TEL AVIV: A member of Israel’s right-wing coalition threatened to quit the cabinet on Wednesday and support an opposition motion to dissolve parliament tabled for next week, piling pressure on Israeli Prime Minister Benjamin Netanyahu.
Latest opinion polls suggest that Netanyahu’s coalition would lose power if an election was held today, with many voters unhappy over the continued conflict in Gaza.
United Torah Judaism, one of two ultra-Orthodox parties in the coalition, said it would withdraw from the government unless it secured last-minute concessions formalising an exemption for ultra-Orthodox men from military service.
The opposition party Yesh Atid, led by former prime minister Yair Lapid, put forward a parliamentary vote for next week to topple the government, even as the Israeli army continues operations in the Gaza Strip. It would require the support of 61 out of the 120 members of the parliament to succeed.

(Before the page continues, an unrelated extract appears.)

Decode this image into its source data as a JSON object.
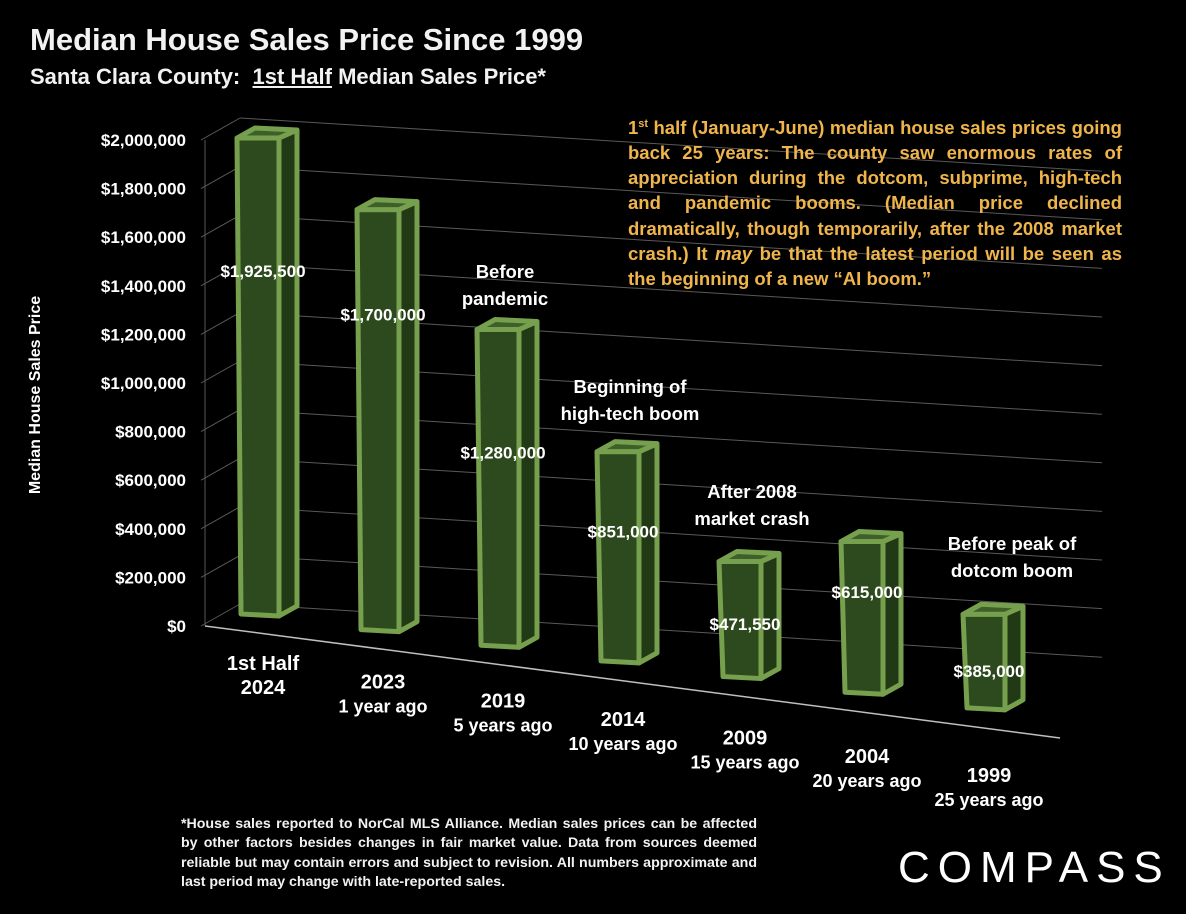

“This Knesset (parliament) is finished. It has nowhere to go,” Lapid said. Netanyahu, Israel’s longest-serving prime minister, has remained silent on the looming crisis.
A spokesperson for United Torah Judaism leader Yitzhak Goldknopf said the party would vote in favour of dissolving parliament unless exemption legislation was passed. With a week until the vote, Netanyahu and his allies still have time to negotiate over an issue that has dogged the coalition for months.
A source close to the government said that negotiations within the coalition were continuing.
Netanyahu’s coalition of secular right-wing and ultra-Orthodox parties holds an 8-seat majority in parliament. United Torah Judaism has 7 seats while its ally, Shas, the other ultra-Orthodox party, has 11. The coalition is sharply divided over whether young ultra-Orthodox men who are studying in religious seminaries should be exempt from mandatory military service.
Failing to pass an exemption risks a walkout by ultra-Orthodox lawmakers, while approving it could trigger a protest exit by secular parties. Coalition member Ohad Tal of Bezalel Smotrich’s Religious Zionism party criticised Goldknopf for threatening to trigger elections and called on the ultra-Orthodox lawmaker to resign.
He urged others to negotiate a new arrangement but that a blanket exemption from military service could no longer stand.
Former Knesset member Ofer Shelah said Netanyahu was likely betting the ultra-Orthodox lawmakers were bluffing, given the polls suggested they faced defeat in any early election.
In March, ultra-Orthodox lawmakers threatened to bring down the government over the same issue, but time passed without any action. Resentment over the informal exemption given to religious seminary students is growing and lawmakers from the ruling coalition and opposition ranks say it is no longer tenable.